Environment – Backyards bursting with life

Imagine a bioblitz in your backyard. A bioblitz surveys the species in an area in a short space of time. It’s an intensive count of biodiversity to provide a snapshot of life. It will count fungi, mammals, plants, invertebrates and macroinvertebrates, land, freshwater and marine species. It will involve counts over night as well as during the day.

A bioblitz of my garden reveals around 40 species of birds. They include ruru sitting on the low branches of a tree I grew from seed outside my lounge door, three tui sitting at the top of the same tree (heralding in the morning and evening) and a kahu (hawk) flying above.

Last week, a pheasant flew past my head when I went down the stairs into the morning garden. I have starlings nesting in my letterbox. As well as my companion rabbit, Duggie, there are at least five small rabbits in my gardens (‘Little Grey’, ‘Little Tawny’, ‘Little Brown’ and so on – all of them creating havoc). There are fantails fighting off blackbirds, a shining cuckoo chick pestering its adoptive grey warbler mother and opportunistic pukeko. Then there are the ducks that return year upon year, the sparrows that follow us around and the chooks, Speckle and Shy. There are more than 50 different plants in one flower bed, different fruit trees, veggies tended by heart and by hand and eaten with honour. There are the occasional puriri moths, cabbage tree moths and white cabbage butterflies. There are monarch butterflies and, a little while ago, a Blue Moon butterfly from Australia.

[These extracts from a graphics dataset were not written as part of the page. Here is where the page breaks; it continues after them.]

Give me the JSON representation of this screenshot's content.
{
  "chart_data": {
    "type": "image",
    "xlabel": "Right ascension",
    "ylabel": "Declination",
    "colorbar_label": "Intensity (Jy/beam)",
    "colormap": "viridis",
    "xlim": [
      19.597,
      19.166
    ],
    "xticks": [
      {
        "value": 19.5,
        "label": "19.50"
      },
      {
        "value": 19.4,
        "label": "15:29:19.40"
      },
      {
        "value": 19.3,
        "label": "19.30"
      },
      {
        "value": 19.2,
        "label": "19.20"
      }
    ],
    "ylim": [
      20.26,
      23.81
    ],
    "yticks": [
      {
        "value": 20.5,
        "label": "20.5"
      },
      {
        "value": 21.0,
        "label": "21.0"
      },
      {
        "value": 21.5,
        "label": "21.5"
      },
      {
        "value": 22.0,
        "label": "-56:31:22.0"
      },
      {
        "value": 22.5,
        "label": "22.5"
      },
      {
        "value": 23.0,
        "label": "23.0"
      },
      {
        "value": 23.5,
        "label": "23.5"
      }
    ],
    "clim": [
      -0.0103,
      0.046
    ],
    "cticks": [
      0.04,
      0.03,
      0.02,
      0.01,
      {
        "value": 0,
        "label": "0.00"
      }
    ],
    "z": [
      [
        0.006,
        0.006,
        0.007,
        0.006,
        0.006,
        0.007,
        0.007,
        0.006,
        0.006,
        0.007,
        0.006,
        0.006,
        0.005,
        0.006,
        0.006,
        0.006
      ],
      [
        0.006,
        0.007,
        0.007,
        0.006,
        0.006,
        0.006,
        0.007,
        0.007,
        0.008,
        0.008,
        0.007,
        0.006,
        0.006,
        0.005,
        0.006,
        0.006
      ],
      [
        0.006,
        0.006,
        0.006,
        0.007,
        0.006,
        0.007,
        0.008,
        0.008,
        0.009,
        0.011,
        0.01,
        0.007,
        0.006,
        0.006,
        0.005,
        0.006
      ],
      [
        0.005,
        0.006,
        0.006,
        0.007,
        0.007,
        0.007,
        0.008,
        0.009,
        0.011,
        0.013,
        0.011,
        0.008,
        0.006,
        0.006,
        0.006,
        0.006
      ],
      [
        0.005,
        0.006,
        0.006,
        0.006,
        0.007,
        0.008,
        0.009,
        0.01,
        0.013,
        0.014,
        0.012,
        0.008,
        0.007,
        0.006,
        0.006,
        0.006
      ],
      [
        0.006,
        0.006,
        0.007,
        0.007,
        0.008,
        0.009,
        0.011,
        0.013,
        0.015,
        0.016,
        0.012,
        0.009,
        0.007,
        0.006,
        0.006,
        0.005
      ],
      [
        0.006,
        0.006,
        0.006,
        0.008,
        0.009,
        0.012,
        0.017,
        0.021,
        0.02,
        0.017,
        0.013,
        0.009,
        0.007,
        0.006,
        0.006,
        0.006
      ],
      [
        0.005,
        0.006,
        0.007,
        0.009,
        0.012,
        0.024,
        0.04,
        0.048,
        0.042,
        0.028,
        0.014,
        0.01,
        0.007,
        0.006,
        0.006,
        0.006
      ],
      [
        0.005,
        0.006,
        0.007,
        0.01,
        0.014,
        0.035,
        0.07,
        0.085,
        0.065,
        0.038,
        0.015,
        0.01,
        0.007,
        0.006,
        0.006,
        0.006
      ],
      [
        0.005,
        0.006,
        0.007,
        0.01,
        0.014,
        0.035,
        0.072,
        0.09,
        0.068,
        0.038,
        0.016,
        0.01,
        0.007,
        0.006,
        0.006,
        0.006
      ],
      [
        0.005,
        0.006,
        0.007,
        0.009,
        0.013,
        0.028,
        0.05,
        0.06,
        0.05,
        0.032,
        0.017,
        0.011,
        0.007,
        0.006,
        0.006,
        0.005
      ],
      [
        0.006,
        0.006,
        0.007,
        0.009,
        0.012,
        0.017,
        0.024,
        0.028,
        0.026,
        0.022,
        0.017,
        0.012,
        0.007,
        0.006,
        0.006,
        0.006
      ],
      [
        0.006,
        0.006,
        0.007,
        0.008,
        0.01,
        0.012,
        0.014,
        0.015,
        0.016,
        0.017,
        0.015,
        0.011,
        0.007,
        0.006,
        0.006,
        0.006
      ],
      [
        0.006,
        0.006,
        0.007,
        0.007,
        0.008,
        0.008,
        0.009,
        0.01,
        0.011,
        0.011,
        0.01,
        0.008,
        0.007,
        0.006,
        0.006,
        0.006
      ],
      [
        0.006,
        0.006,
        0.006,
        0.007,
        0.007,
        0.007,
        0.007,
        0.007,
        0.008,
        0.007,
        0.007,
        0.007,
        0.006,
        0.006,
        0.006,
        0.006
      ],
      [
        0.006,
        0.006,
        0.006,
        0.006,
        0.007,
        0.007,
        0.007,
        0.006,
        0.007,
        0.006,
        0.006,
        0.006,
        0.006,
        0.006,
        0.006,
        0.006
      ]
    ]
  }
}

If I include all the bugs, the biodiversity of my little piece of paradise seems unlimited.

There’s more than I could possibly imagine or know. Indeed, even when scientists count the life in their own backyards, they are surprised. During Lockdown Levels 3 and 4, Waitakere conservation biologist and Auckland University lecturer James Russell was practicing his mist net bird catching and leg banding under a permit from the Department of Conservation. What he thought was one resident fantail, turned out to be 36 different fantails visiting at different times.

Not only are there resident birds, as we would expect, living in nests in the trees in our garden, but there are also regular visitors and probably vagrants. Those of us who live in ecological corridors, for example near waterways, forests, wetlands, or on the North-West Wildlink, will also be aware of the occasional kaka, geckos, freshwater fish – extra special lives among the more common melange.